The Sentinel

Light comes in and I remind me of myself; there he is.
He starts by saying his name, which is (already understood) my own.
I go back to the slavery that has lasted seven times ten years.
He imposes over me his memory.
He imposes over me his daily miseries, human condition.
I am his old nurse; he forces me to wash his feet.
He haunts me in every mirror, in the mahogany, in the windows of the stores.
A few women have rejected him and I must share his pain.
He now dictates this poem to me, which I don't like.
He demands from me the the nebulous learning of the stubborn Anglosaxon.
He has converted me onto the idolatrous cult of dead army men, with whom perhaps I couldn't even exchange a single word.

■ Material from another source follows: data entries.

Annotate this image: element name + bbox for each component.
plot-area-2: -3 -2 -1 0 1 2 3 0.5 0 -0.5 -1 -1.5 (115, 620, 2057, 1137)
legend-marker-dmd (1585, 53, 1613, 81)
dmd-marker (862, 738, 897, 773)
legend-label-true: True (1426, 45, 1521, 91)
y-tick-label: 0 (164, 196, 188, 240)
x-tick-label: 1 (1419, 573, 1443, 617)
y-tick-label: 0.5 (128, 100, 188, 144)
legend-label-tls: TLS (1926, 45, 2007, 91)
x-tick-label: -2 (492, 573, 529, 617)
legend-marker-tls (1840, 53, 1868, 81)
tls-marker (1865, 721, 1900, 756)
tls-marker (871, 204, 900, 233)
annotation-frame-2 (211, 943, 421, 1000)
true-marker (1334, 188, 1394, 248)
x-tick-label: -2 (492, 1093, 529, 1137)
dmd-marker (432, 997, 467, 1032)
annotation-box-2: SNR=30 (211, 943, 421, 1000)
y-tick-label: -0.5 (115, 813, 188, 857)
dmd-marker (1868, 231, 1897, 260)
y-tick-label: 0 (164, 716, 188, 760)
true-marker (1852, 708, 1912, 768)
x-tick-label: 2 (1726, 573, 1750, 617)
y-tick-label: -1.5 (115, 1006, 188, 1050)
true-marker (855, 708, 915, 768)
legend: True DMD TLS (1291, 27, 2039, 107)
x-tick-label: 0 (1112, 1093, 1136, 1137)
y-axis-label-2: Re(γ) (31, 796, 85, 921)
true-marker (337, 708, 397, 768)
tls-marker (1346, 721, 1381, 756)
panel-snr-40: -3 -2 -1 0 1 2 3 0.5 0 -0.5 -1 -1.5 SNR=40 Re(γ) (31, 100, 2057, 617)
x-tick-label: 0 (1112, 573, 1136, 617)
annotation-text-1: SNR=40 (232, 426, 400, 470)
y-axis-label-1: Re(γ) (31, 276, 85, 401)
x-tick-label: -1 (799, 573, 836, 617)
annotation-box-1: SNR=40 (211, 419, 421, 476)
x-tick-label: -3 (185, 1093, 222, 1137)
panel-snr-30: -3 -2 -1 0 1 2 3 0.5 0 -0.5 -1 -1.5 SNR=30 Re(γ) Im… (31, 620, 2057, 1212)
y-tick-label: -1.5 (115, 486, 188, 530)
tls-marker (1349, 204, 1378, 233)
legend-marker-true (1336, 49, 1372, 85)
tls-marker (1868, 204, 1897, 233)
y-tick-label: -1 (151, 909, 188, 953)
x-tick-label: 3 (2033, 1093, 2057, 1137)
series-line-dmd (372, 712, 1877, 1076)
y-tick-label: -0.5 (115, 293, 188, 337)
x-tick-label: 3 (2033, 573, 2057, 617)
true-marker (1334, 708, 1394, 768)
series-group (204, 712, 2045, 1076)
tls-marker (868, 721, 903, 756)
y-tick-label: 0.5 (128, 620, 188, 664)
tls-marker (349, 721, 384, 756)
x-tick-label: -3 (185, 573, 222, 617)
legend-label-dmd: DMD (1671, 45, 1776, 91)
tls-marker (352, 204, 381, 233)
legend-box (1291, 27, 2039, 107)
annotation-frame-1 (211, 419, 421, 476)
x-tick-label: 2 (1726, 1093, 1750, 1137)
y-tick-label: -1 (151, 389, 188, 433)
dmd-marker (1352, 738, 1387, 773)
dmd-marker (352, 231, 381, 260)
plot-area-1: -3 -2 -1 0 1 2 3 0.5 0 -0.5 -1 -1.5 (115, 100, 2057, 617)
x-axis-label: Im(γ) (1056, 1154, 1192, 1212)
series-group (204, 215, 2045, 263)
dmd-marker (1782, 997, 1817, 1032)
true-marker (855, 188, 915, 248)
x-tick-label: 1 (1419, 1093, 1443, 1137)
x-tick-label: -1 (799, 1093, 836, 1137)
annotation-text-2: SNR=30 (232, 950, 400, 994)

Towards the last steps of the stairs I feel his presence next to me.
He is in my walk, in my voice.
Minutely I hate him.
I perceive with horror he can hardly see.
I am in a circular cell and the endless world is suffocating me.
Neither of the two deceives each other, yet we both lie.
We know each other too well, inseparable brother.
You drink the water from my glass and devour my bread.
The suicidal's door is open, but Theologians affirm that I shall be in the ulterior shadow, in the other Kingdom, expecting me.
(Not by me, unfortunately, by at least the translation is mine.)